Finished, Fibi asked, "Who else besides the Shosuros is wandering around pretending to be other people?" Good question.
Tony mused, "Maybe the note means that there are three heirs and the emperor only sees two. Tage is the third heir." I ignored that suggestion as being completely insane.
The guard took us to a room set up as a public sitting room. In the corner of the room was something completely out of place: a large clothing chest, with Hiruma's mark on it. Within curled Arawa's body. Peter, with a few minutes of inspecting, said "He was strangled by a rope or a cord. Been dead a while: between 4 and 2 hours ago, I'd guess."
So, the murderer killed Himitsu, believing all was well. Then, Hiruma started looking into the matter, and the murderer was afraid he'd figure it out. So he had to die, too. Arawa was the ticket to Hiruma, so he was killed first. The Arawa who served us lunch and tea was the murderer. Right in front of me the whole time. This was now very personal, and the fate of Ryuden, Phoenix, and the Princess mattered less to me than this person who killed right in front of me. That was a stain on my honor that must be cleared.

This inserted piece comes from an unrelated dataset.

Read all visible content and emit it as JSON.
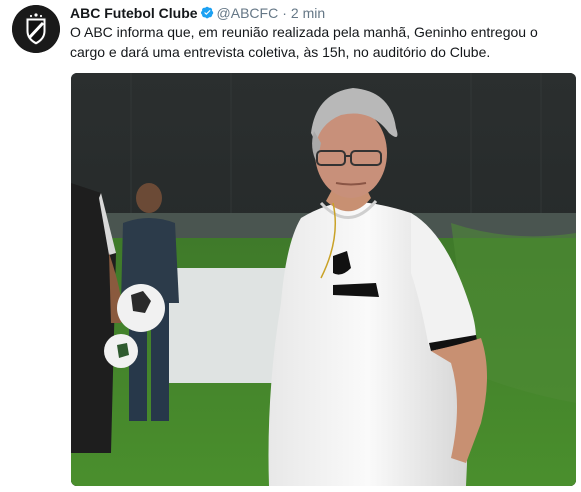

Meili wondered if more than one person would have to carry this thing. Toni looked the trunk up and down, and said one person could carry it, but he'd have to be pretty strong. He asked if there were other Hirumas here, and I told him no.
Fibi tested out the feeling of the room and the trunk, and said he wasn't killed in this room, and he was dead already when he was placed in the trunk. She had already tried to find Arawa's spirit after speaking with Hiruma -- figuring he was dead -- but had failed to locate him. It would be nice to have him tell us who killed him, but I had a solid lead now. I knew exactly who I needed to speak with next, and I was confident that conversation would lead us somewhere. If the conversation took place.
We asked the guard here who was on duty at Hiruma's rooms this morning. He sent for the Captain for the guard, who arrived within a few short minutes. We asked him if anyone had come and gone from Hiruma's rooms this morning, and he said Hiruma had asked him that question as well. Only Arawa came and went. He didn't know if Arawa ever carried anything out with him, like this chest. Toni grinned and said, "If Arawa brought it out, he carried his own body."
The captain gave him a look and said this was obviously Hiruma Usigo's chest, and equally obviously, Arawa did not carry his own body out of the room.
I said, "I want to know if Arawa carried this chest out of the room this morning."
The captain said he would check. It didn't really matter what the guards said. I already knew the answer.